The Environment and Natural Resources Trust Fund was created by a 1988 constitutional amendment passed by Minnesota voters. Drawing from the state lottery’s funds, it contributes to many worthy projects

The reason this legislative solution is needed was that last year, the Legislature passed a bonding bill that used Trust Fund dollars to pay interest on expensive appropriation bonds for infrastructure projects, which are normally funded by ordinary, low-cost, general-obligation bonds. These projects are essential, but the Environmental Trust Fund was never meant to pay for them, and the expensive appropriation bonds would have drained the fund.
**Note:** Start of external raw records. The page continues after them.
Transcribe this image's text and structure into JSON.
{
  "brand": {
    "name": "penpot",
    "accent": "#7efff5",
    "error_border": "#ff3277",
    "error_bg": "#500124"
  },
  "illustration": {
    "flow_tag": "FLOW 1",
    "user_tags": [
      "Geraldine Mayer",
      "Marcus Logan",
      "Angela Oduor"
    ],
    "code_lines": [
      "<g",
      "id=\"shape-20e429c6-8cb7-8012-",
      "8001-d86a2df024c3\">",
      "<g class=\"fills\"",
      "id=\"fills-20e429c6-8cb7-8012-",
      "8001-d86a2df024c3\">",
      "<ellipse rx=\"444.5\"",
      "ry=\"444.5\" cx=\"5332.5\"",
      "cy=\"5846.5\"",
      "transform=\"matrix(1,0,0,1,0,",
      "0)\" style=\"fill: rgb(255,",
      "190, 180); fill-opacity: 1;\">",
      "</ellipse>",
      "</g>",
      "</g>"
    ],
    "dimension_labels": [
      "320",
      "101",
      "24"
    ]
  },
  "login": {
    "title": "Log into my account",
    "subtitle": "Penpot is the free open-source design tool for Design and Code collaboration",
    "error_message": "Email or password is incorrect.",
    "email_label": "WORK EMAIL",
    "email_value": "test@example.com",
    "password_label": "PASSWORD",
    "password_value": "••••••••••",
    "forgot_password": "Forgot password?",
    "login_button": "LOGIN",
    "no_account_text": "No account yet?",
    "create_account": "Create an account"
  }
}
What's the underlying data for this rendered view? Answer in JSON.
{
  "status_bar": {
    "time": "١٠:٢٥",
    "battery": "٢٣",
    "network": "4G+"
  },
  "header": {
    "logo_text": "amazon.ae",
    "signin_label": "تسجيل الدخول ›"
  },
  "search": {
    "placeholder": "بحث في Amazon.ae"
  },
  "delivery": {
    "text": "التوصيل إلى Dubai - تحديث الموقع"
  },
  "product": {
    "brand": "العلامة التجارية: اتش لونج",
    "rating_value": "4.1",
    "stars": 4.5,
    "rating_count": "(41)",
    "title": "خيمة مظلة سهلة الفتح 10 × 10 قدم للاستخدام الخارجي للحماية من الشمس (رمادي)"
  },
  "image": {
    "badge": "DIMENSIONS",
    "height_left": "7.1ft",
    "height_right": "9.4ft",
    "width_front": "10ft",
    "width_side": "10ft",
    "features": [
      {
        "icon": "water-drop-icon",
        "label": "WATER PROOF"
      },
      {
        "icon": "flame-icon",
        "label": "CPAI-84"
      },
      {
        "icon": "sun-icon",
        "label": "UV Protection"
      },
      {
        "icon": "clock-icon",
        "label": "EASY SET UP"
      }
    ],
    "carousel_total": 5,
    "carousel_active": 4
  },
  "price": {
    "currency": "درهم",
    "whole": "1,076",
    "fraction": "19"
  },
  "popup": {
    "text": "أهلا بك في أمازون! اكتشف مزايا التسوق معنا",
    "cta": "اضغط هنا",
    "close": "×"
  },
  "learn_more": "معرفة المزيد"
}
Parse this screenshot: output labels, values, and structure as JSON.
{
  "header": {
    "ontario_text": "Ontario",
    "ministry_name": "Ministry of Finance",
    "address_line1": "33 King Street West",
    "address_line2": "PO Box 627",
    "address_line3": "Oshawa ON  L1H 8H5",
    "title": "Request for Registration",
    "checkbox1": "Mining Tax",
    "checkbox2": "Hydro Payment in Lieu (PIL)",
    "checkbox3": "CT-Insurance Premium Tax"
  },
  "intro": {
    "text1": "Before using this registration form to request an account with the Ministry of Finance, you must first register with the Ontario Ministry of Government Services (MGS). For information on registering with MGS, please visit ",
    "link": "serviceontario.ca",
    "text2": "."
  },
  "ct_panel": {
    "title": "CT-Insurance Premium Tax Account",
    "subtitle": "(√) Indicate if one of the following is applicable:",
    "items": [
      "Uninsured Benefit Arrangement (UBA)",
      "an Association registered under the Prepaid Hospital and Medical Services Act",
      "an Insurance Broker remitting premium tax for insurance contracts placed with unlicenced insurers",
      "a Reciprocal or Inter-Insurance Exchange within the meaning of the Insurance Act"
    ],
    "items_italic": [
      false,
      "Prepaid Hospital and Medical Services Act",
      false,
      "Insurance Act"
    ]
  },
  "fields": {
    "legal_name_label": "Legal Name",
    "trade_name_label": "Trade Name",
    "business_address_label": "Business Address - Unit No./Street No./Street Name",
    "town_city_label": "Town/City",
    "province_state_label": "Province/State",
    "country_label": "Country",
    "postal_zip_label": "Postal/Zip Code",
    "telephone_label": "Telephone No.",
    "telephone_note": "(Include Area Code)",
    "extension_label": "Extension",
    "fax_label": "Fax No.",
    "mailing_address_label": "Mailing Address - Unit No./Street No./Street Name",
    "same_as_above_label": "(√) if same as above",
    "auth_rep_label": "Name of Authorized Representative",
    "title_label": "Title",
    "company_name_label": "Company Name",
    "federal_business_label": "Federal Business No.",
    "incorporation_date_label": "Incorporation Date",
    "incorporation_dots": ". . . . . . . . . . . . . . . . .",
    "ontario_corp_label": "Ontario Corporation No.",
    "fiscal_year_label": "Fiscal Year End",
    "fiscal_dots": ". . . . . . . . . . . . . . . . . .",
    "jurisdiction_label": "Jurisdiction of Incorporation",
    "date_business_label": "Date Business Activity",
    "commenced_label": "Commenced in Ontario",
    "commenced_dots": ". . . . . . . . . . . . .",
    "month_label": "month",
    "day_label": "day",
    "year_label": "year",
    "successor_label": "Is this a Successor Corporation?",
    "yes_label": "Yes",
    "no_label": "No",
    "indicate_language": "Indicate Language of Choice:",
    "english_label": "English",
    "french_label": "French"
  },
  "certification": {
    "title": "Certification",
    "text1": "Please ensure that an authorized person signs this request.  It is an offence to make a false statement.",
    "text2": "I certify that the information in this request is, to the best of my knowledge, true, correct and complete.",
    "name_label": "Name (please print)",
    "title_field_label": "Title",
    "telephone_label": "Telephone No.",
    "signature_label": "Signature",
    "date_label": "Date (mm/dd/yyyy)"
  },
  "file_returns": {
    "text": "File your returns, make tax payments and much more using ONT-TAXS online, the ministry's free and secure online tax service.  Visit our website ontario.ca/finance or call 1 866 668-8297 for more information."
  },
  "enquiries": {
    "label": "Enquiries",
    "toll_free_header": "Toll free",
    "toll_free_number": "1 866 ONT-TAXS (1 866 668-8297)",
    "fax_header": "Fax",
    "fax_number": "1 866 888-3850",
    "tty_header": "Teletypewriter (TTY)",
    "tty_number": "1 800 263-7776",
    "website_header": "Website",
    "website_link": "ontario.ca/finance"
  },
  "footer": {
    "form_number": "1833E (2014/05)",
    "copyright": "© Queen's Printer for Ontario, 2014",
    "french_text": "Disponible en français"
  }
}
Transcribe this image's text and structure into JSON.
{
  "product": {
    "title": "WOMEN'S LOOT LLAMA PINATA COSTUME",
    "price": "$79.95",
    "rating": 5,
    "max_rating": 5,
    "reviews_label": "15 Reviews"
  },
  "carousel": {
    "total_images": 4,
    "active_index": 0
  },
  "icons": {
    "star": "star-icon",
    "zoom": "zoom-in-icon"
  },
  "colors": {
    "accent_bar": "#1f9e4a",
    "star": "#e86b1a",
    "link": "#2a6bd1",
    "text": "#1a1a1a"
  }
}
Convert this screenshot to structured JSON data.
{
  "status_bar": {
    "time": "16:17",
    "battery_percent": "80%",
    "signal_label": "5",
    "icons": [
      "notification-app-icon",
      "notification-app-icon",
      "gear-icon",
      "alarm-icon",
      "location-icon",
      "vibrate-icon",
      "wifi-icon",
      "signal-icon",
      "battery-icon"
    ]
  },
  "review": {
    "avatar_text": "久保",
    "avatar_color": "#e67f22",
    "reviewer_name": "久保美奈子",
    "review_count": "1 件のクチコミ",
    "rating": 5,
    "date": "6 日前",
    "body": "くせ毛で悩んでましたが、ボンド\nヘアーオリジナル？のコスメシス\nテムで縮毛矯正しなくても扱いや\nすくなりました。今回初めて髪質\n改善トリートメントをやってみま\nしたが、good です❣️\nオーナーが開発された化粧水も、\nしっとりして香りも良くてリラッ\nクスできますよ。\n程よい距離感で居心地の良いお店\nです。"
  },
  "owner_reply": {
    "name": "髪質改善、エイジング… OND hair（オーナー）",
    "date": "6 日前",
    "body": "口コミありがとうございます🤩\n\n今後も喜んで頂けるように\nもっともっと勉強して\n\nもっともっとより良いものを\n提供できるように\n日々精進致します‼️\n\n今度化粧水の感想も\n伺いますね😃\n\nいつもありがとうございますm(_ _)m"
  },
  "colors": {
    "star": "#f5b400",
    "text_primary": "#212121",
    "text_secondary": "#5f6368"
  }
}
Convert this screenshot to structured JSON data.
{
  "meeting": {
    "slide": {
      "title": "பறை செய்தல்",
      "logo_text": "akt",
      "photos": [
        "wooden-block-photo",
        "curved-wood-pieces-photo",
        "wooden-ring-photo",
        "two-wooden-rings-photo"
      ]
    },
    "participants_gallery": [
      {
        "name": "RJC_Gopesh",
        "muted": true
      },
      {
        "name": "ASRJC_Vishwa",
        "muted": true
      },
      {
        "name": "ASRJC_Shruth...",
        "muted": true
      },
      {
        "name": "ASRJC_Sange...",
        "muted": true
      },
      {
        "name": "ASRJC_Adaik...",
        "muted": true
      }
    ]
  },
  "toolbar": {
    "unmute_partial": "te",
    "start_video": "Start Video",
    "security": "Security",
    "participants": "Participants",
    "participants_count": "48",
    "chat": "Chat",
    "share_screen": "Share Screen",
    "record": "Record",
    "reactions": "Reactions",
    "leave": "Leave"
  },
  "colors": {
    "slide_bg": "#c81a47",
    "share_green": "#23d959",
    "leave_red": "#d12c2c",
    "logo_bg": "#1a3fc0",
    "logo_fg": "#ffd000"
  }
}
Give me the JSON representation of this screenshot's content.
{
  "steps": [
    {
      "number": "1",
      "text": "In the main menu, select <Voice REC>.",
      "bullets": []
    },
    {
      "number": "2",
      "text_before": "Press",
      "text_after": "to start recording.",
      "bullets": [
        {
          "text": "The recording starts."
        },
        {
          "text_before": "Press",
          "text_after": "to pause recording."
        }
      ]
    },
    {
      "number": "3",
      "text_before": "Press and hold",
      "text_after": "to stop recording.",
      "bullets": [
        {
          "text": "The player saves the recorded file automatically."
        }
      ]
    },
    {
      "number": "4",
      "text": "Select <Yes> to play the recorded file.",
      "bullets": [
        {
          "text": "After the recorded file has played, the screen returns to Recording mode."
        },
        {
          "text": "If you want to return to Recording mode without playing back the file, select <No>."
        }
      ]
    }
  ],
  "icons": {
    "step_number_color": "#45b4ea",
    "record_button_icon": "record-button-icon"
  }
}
Because this would have set a harmful precedent and threatened the long-term viability of the Trust Fund, MEP and several allied organizations filed suit against the raid. Our goal was not to prevent the infrastructure projects from being completed, but to make sure the Legislature went back to the table this year to restore the Trust Fund and the faith of the voters and pay for infrastructure responsibly.

The solution

Fortunately, Legislators are already working to right this raid. On January 24, the Minnesota House Environment and Natural Resources Finance Division heard testimony on a bipartisan bill, HF 233, that would repeal the trust fund raid and pay for the water and waste infrastructure projects it targeted with ordinary bonds. The Senate is also considering legislation to prohibit money in the Trust Fund for paying debt service on bonds as the raid intended.

We’re glad to see Legislators working on an idea that we can all agree on: we don’t have to choose between the continued success of our state’s Environmental Trust Fund and the water infrastructure upgrades on which our communities rely. We can have both, and they’ll help us make Minnesota a cleaner and healthier place to live.